Memory Improvement: Tackling the Problem of Memory Loss with Right Nutrition
As you grow older you tend to become more forgetful. However, memory loss and difficulties in concentrating can happen at any age. Common causes include lack of sleep, depression, stress and anxiety, allergies and hormonal imbalances. Poor nutrition is often thought to cause memory problems, so make sure you eat a healthy diet. Gentle exercise increases the flow of blood to the brain and may help to improve brain function.
Vitamins for Memory Loss
- Vitamin A combats toxins that damage brain cells.
- Vitamin B1 is needed to produce the brain chemical acetylcholine, crucial for concentration levels and memory.
- Vitamin B3 is essential for brain health.
- Vitamin B6 improves nerve communication.
- Vitamin B12 is needed to create the myelin sheath that protects nerves and speeds up the rate of electrical transmission.
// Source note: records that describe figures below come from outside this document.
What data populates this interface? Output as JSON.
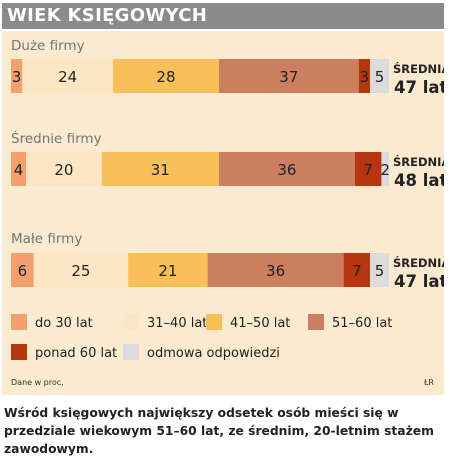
{
  "title": "WIEK KSIĘGOWYCH",
  "note": "Dane w proc.",
  "credit": "ŁR",
  "caption": "Wśród księgowych największy odsetek osób mieści się w przedziale wiekowym 51–60 lat, ze średnim, 20-letnim stażem zawodowym.",
  "colors": {
    "header_bg": "#8b8b8b",
    "panel_bg": "#faebd0",
    "do30": "#f2a06e",
    "31_40": "#fde6c4",
    "41_50": "#f9c05a",
    "51_60": "#cb7f5e",
    "ponad60": "#b5360f",
    "odmowa": "#dcdcdc"
  },
  "chart_data": {
    "type": "bar",
    "stacked": true,
    "orientation": "horizontal",
    "xlim": [
      0,
      100
    ],
    "unit": "%",
    "categories": [
      "Duże firmy",
      "Średnie firmy",
      "Małe firmy"
    ],
    "series": [
      {
        "name": "do 30 lat",
        "color": "#f2a06e",
        "values": [
          3,
          4,
          6
        ]
      },
      {
        "name": "31–40 lat",
        "color": "#fde6c4",
        "values": [
          24,
          20,
          25
        ]
      },
      {
        "name": "41–50 lat",
        "color": "#f9c05a",
        "values": [
          28,
          31,
          21
        ]
      },
      {
        "name": "51–60 lat",
        "color": "#cb7f5e",
        "values": [
          37,
          36,
          36
        ]
      },
      {
        "name": "ponad 60 lat",
        "color": "#b5360f",
        "values": [
          3,
          7,
          7
        ]
      },
      {
        "name": "odmowa odpowiedzi",
        "color": "#dcdcdc",
        "values": [
          5,
          2,
          5
        ]
      }
    ],
    "averages": [
      {
        "label": "ŚREDNIA",
        "value": "47 lat"
      },
      {
        "label": "ŚREDNIA",
        "value": "48 lat"
      },
      {
        "label": "ŚREDNIA",
        "value": "47 lat"
      }
    ],
    "legend_placement": "bottom",
    "grid": false
  }
}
- Pantothenic acid is essential for the production of the brain chemical acetylcholine.
- Folic acid seems to help guard against the risk of Alzheimer's disease.
- Choline is needed to produce acetylcholine.
- Vitamin C neutralizes harmful free radicals that may damage brain cells.
- Vitamin E boosts brain function.
Minerals for Memory Loss
Herbs and other supplements helpful in Memory Loss
- Omega-3 fish oils are crucial for brain development.
- Amino acids help the brain to function efficiently.
- Bioflavonoids increase the effects of vitamin C.
- Garlic improves blood flow to the brain.
- Ginkgo biloba increases blood flow to the brain, improving cognitive function.
Foods to eat in Memory Loss
Anchovies and sardines, yeast extract, brazil nuts, whole grains, fresh fruits and vegetables, egg yolk, liver, low-fat dairy products.
Foods to avoid
Alcohol destroys brain cells, and coffee, often thought to improve concentration, in reality impairs it.